Sunday, January 06, 2008

careering

So now we are entering the dark days of Waterstones Brentwood. Both Paula and Paul have left. They will be missed for their humour and for the work they did and even, yes, as people. When I mention work, I’m really talking about Paula. She did work none of the rest of us knew existed, though we will do now, when, left to accumulate, it suddenly falls down on top of us. Paul took a more leisurely approach, but I shall miss hearing his characteristic, immensely slow, tread on the stairs. Although it suggested the relentless advance of Frankenstein’s monster, it was oddly reassuring. It seemed to say that there was all the time in the world.

Genteel, intellectual, and sleepy, Paul was like a survivor from another age, a golden time when everyone who had a certain temperament was practically guaranteed a job for life with the BBC. Failing that, he had to make do with Ottakar’s, but, sadly, he decided that he needed money. On his leaving card I wrote that he’d never survive in the real world: ‘You’re doomed. Doomed, I tell you! DOOOOOMED!!!! All the best, Martin.’ The pen smudged, and I said that it was my tears. It wasn’t of course. It was just a crappy biro.

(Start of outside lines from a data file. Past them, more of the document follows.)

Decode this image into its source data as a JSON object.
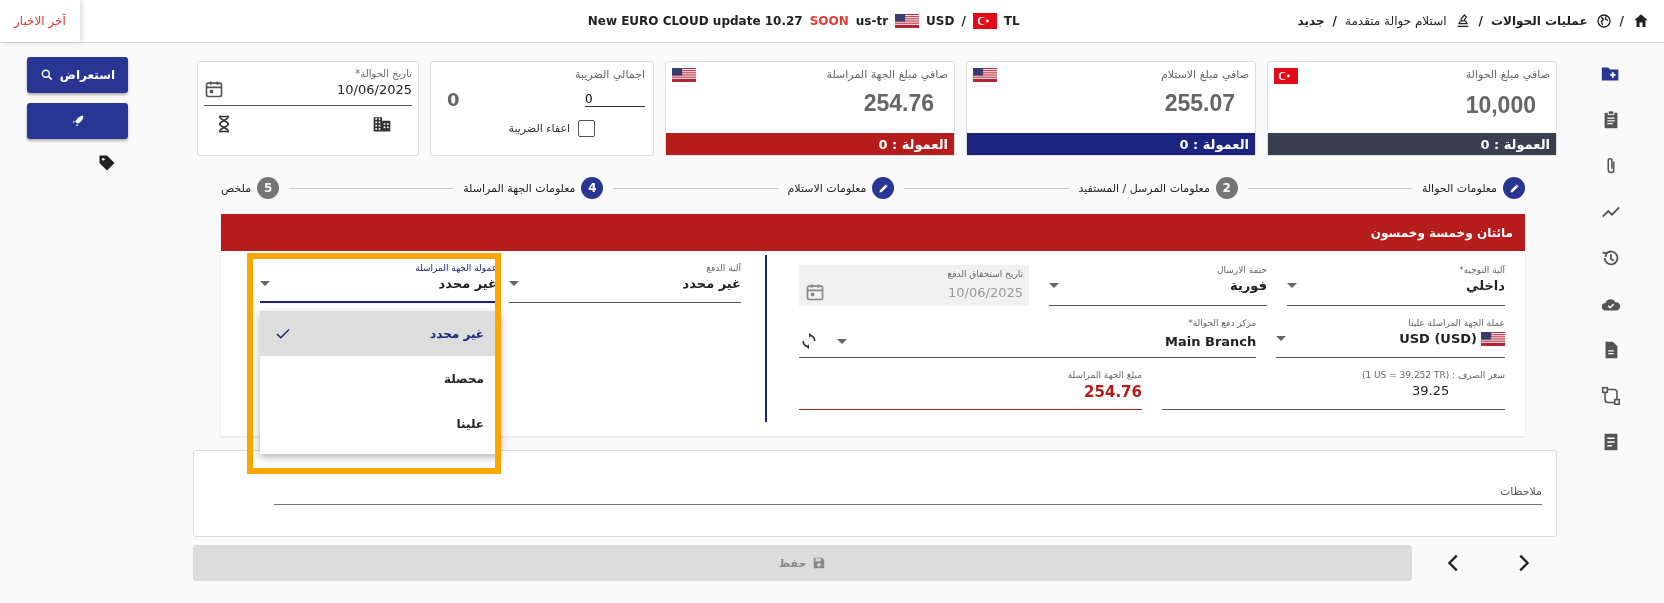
{
  "topbar": {
    "breadcrumb": [
      {
        "separator": "/",
        "label": "عمليات الحوالات",
        "bold": true
      },
      {
        "separator": "/",
        "label": "استلام حوالة متقدمة",
        "bold": false
      },
      {
        "separator": "/",
        "label": "جديد",
        "bold": true
      }
    ],
    "ticker": {
      "text": "New EURO CLOUD update 10.27",
      "badge": "SOON",
      "locale": "us-tr",
      "from_flag": {
        "kind": "us"
      },
      "from": "USD",
      "separator": "/",
      "to_flag": {
        "kind": "tr"
      },
      "to": "TL"
    },
    "news_button": "آخر الاخبار"
  },
  "actions": {
    "preview_button": "استعراض"
  },
  "amounts": [
    {
      "label": "صافي مبلغ الحوالة",
      "flag": {
        "kind": "tr"
      },
      "value": "10,000",
      "commission": "العمولة : 0",
      "color": "#3a3f4f"
    },
    {
      "label": "صافي مبلغ الاستلام",
      "flag": {
        "kind": "us"
      },
      "value": "255.07",
      "commission": "العمولة : 0",
      "color": "#1a237e"
    },
    {
      "label": "صافي مبلغ الجهة المراسلة",
      "flag": {
        "kind": "us"
      },
      "value": "254.76",
      "commission": "العمولة : 0",
      "color": "#b71c1c"
    }
  ],
  "tax": {
    "label": "اجمالي الضريبة",
    "input": "0",
    "total": "0",
    "exempt_label": "اعفاء الضريبة",
    "checked": false
  },
  "date_card": {
    "label": "تاريخ الحوالة*",
    "value": "10/06/2025"
  },
  "steps": [
    {
      "label": "معلومات الحوالة",
      "kind": "done"
    },
    {
      "label": "معلومات المرسل / المستفيد",
      "kind": "pending",
      "number": "2"
    },
    {
      "label": "معلومات الاستلام",
      "kind": "done"
    },
    {
      "label": "معلومات الجهة المراسلة",
      "kind": "current",
      "number": "4"
    },
    {
      "label": "ملخص",
      "kind": "pending",
      "number": "5"
    }
  ],
  "form": {
    "title": "مائتان وخمسة وخمسون",
    "right_rows": [
      [
        {
          "kind": "select",
          "label": "آلية التوجيه*",
          "value": "داخلي"
        },
        {
          "kind": "select",
          "label": "حنمة الارسال",
          "value": "فورية"
        },
        {
          "kind": "date",
          "label": "تاريخ استحقاق الدفع",
          "value": "10/06/2025",
          "disabled": true
        }
      ],
      [
        {
          "kind": "currency",
          "label": "عملة الجهة المراسلة علينا",
          "value": "USD (USD)",
          "flag": {
            "kind": "us"
          }
        },
        {
          "kind": "branch",
          "label": "مركز دفع الحوالة*",
          "value": "Main Branch"
        }
      ],
      [
        {
          "kind": "text",
          "label": "(1 US = 39.252 TR) : سعر الصرف",
          "value": "39.25"
        },
        {
          "kind": "amount",
          "label": "مبلغ الجهة المراسلة",
          "value": "254.76"
        }
      ]
    ],
    "left_fields": [
      {
        "kind": "select",
        "label": "آلية الدفع",
        "value": "غير محدد",
        "open": false
      },
      {
        "kind": "select",
        "label": "عمولة الجهة المراسلة",
        "value": "غير محدد",
        "open": true,
        "options": [
          {
            "label": "غير محدد",
            "selected": true
          },
          {
            "label": "محصلة",
            "selected": false
          },
          {
            "label": "علينا",
            "selected": false
          }
        ]
      }
    ]
  },
  "notes": {
    "placeholder": "ملاحظات"
  },
  "save_button": {
    "label": "حفظ",
    "disabled": true
  }
}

Here is my favourite anecdote about Paul:

We were loitering at the back gate of the shop, waiting for a guy to turn up with a skip, when a man in a plaid jacket who seemed to fit the bill came bounding along. Paul walked up to him, smiling shyly, and said, in his slightly suggestive, Leslie Philips kind of way: ‘Hello…’ The man, who was not our man at all of course, looked very uncomfortable, and hurried off, no doubt thinking we were elderly rent boys...

Which is probably how he'll end up, come to think of it.